The environmental impact of other subscription-based businesses
It’s not just about SaaS or other tech products. The subscription-based business market as a whole is having an effect on environmental efforts.
A 2013 MIT study found consumer behavior largely impacts the potential environmental benefits of online orders. For example, online shoppers had a carbon footprint twice as small as a traditional shopper, which is great. However, it should be noted that customers who demand super-fast delivery nearly triples the transportation costs.
Meal kits, for example, are a unique way to keep down food waste. According to a study by the Food and Agriculture Organization of the United Nations, one third of all food produced in the world is wasted. But with meal subscriptions, food waste is much lower.

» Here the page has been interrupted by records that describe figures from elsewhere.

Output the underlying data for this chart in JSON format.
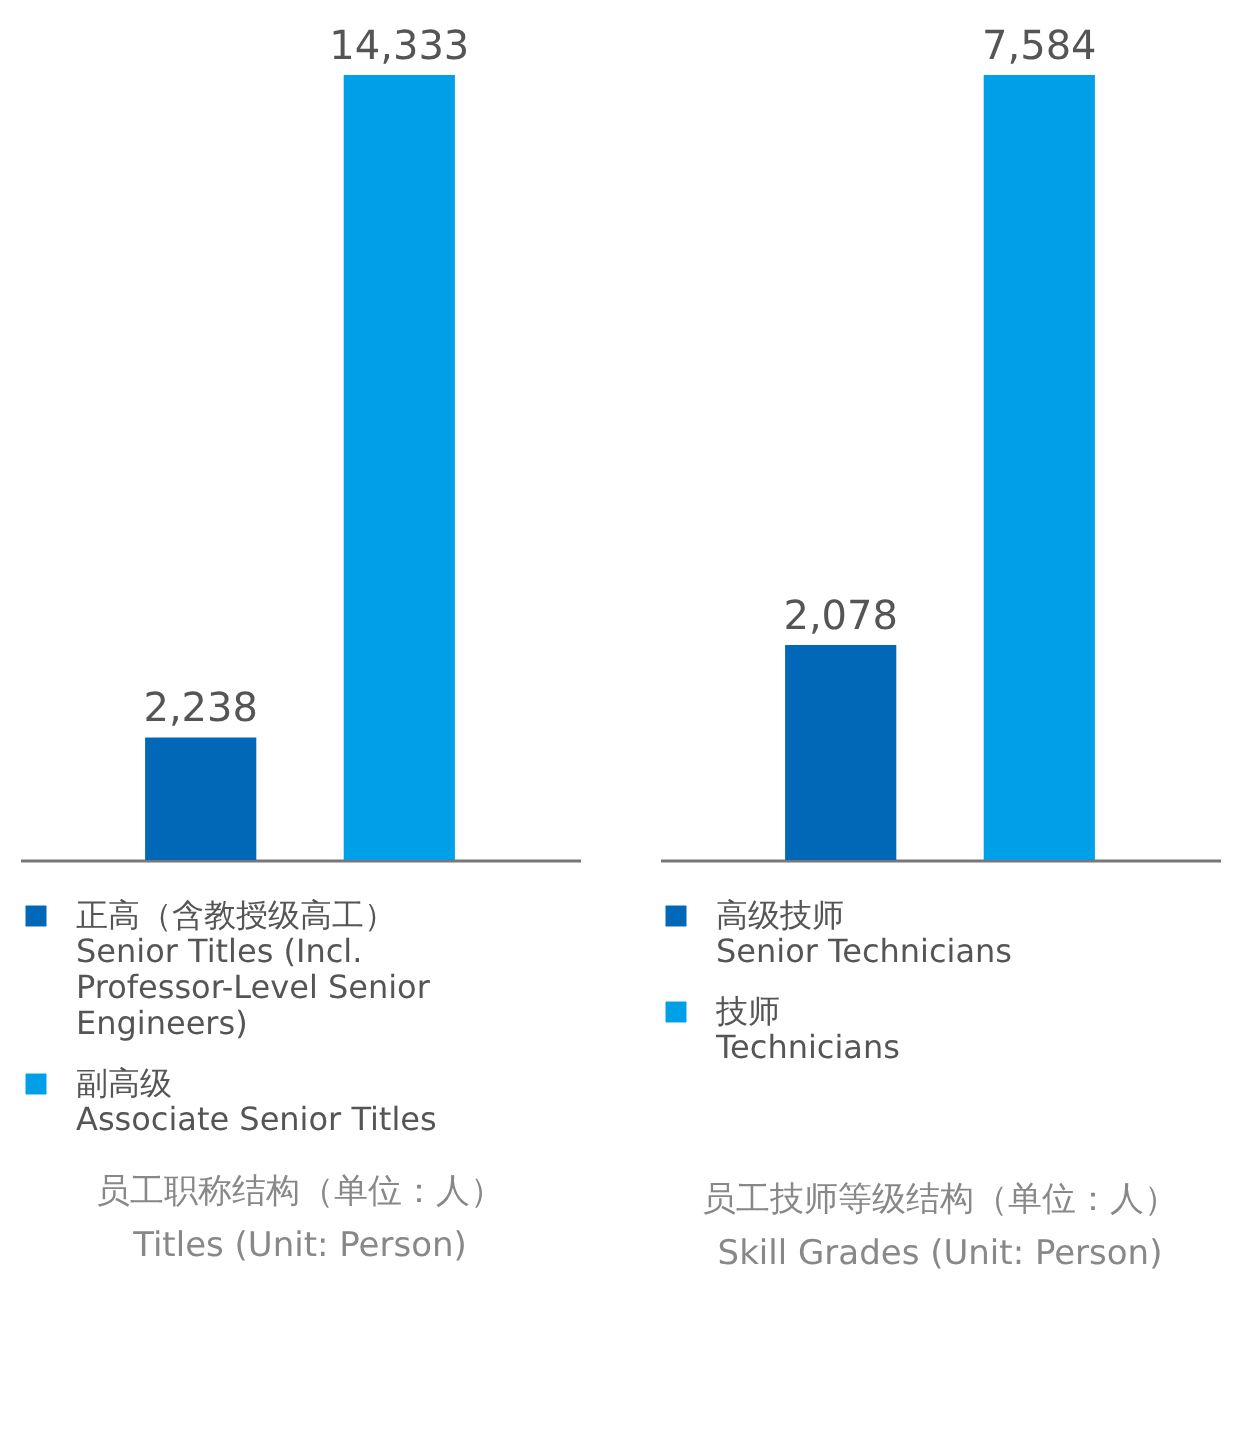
{
  "chart_data": [
    {
      "type": "bar",
      "title": "员工职称结构（单位：人）",
      "subtitle": "Titles (Unit: Person)",
      "categories": [
        null
      ],
      "series": [
        {
          "name": "正高（含教授级高工） Senior Titles (Incl. Professor-Level Senior Engineers)",
          "color": "#0068b7",
          "values": [
            2238
          ],
          "value_labels": [
            "2,238"
          ]
        },
        {
          "name": "副高级 Associate Senior Titles",
          "color": "#00a0e9",
          "values": [
            14333
          ],
          "value_labels": [
            "14,333"
          ]
        }
      ],
      "legend": "bottom",
      "tick_labels": false
    },
    {
      "type": "bar",
      "title": "员工技师等级结构（单位：人）",
      "subtitle": "Skill Grades (Unit: Person)",
      "categories": [
        null
      ],
      "series": [
        {
          "name": "高级技师 Senior Technicians",
          "color": "#0068b7",
          "values": [
            2078
          ],
          "value_labels": [
            "2,078"
          ]
        },
        {
          "name": "技师 Technicians",
          "color": "#00a0e9",
          "values": [
            7584
          ],
          "value_labels": [
            "7,584"
          ]
        }
      ],
      "legend": "bottom",
      "tick_labels": false
    }
  ]
}
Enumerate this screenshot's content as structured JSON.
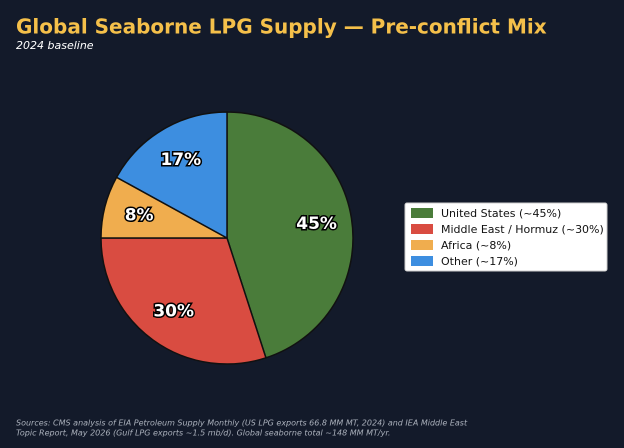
{
  "chart_data": {
    "type": "pie",
    "title": "Global Seaborne LPG Supply — Pre-conflict Mix",
    "subtitle": "2024 baseline",
    "categories": [
      "United States (~45%)",
      "Middle East / Hormuz (~30%)",
      "Africa (~8%)",
      "Other (~17%)"
    ],
    "values": [
      45,
      30,
      8,
      17
    ],
    "value_labels": [
      "45%",
      "30%",
      "8%",
      "17%"
    ],
    "colors": [
      "#4a7c3a",
      "#d94c41",
      "#f0ad4e",
      "#3d8ee0"
    ],
    "legend": "right",
    "source": [
      "Sources: CMS analysis of EIA Petroleum Supply Monthly (US LPG exports 66.8 MM MT, 2024) and IEA Middle East",
      "Topic Report, May 2026 (Gulf LPG exports ~1.5 mb/d). Global seaborne total ~148 MM MT/yr."
    ]
  }
}
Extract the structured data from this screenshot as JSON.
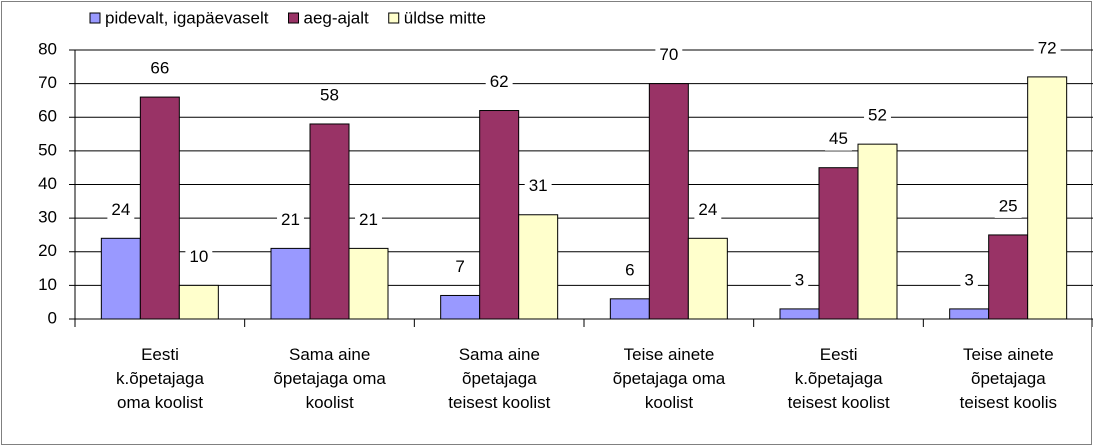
{
  "chart_data": {
    "type": "bar",
    "categories": [
      "Eesti\nk.õpetajaga\noma koolist",
      "Sama aine\nõpetajaga oma\nkoolist",
      "Sama aine\nõpetajaga\nteisest koolist",
      "Teise ainete\nõpetajaga oma\nkoolist",
      "Eesti\nk.õpetajaga\nteisest koolist",
      "Teise ainete\nõpetajaga\nteisest koolis"
    ],
    "series": [
      {
        "name": "pidevalt, igapäevaselt",
        "color": "#9999ff",
        "values": [
          24,
          21,
          7,
          6,
          3,
          3
        ]
      },
      {
        "name": "aeg-ajalt",
        "color": "#993366",
        "values": [
          66,
          58,
          62,
          70,
          45,
          25
        ]
      },
      {
        "name": "üldse mitte",
        "color": "#ffffcc",
        "values": [
          10,
          21,
          31,
          24,
          52,
          72
        ]
      }
    ],
    "ylim": [
      0,
      80
    ],
    "yticks": [
      0,
      10,
      20,
      30,
      40,
      50,
      60,
      70,
      80
    ],
    "grid": true,
    "legend": "top"
  }
}
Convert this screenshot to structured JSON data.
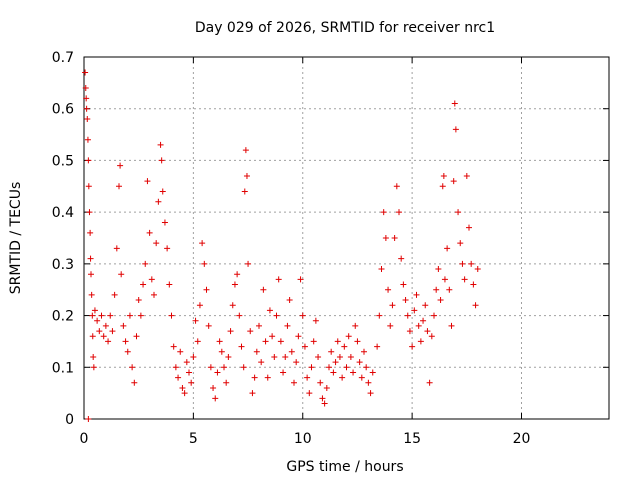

GOBankingRates reported that only 5% of men and women between 18 and 24 that subscribe to a food subscription service don’t use their purchases. Consequently, research suggests that meal kits have a smaller carbon footprint than traditional grocery shopping methods.
Other subscription businesses are positioned to provide alternatives to environmentally damaging packaging that comes with traditional purchases.
Imagine your toothpaste tube, for example. When it’s empty, do you try to recycle the package or do you just throw it away? Loop is changing the end-of-life for products people use every day. With a Loop subscription, customers receive products in durable, reusable containers. When the product is empty, consumers return the container, which is then cleaned and refilled for future use.
Greening the future with subscription-based businesses
The road to environmental sustainability is not a defined path yet; however, it’s gaining momentum, from startups to enterprise businesses.
As Jeffrey Wissink, founder of Navant Partners a Forbes Council Member, wrote: “…If ‘reduce, reuse, recycle’ are key tenants of environmental responsibility, a subscription … could allow me to efficiently reduce and reuse.”
But with all the steps businesses are taking to reduce their environmental impact on the earth, more changes need to be made.
Referring to Microsoft’s recent carbon-negative announcement, Elizabeth Sturcken from the Environmental Defense Fund said, “It’s a hat trick of sustainability leadership. But to really shift the needle on climate change, we need 1,000 other [companies] to follow-suit and turn rhetoric into action.”
What steps can your subscription business take to reduce your carbon footprint?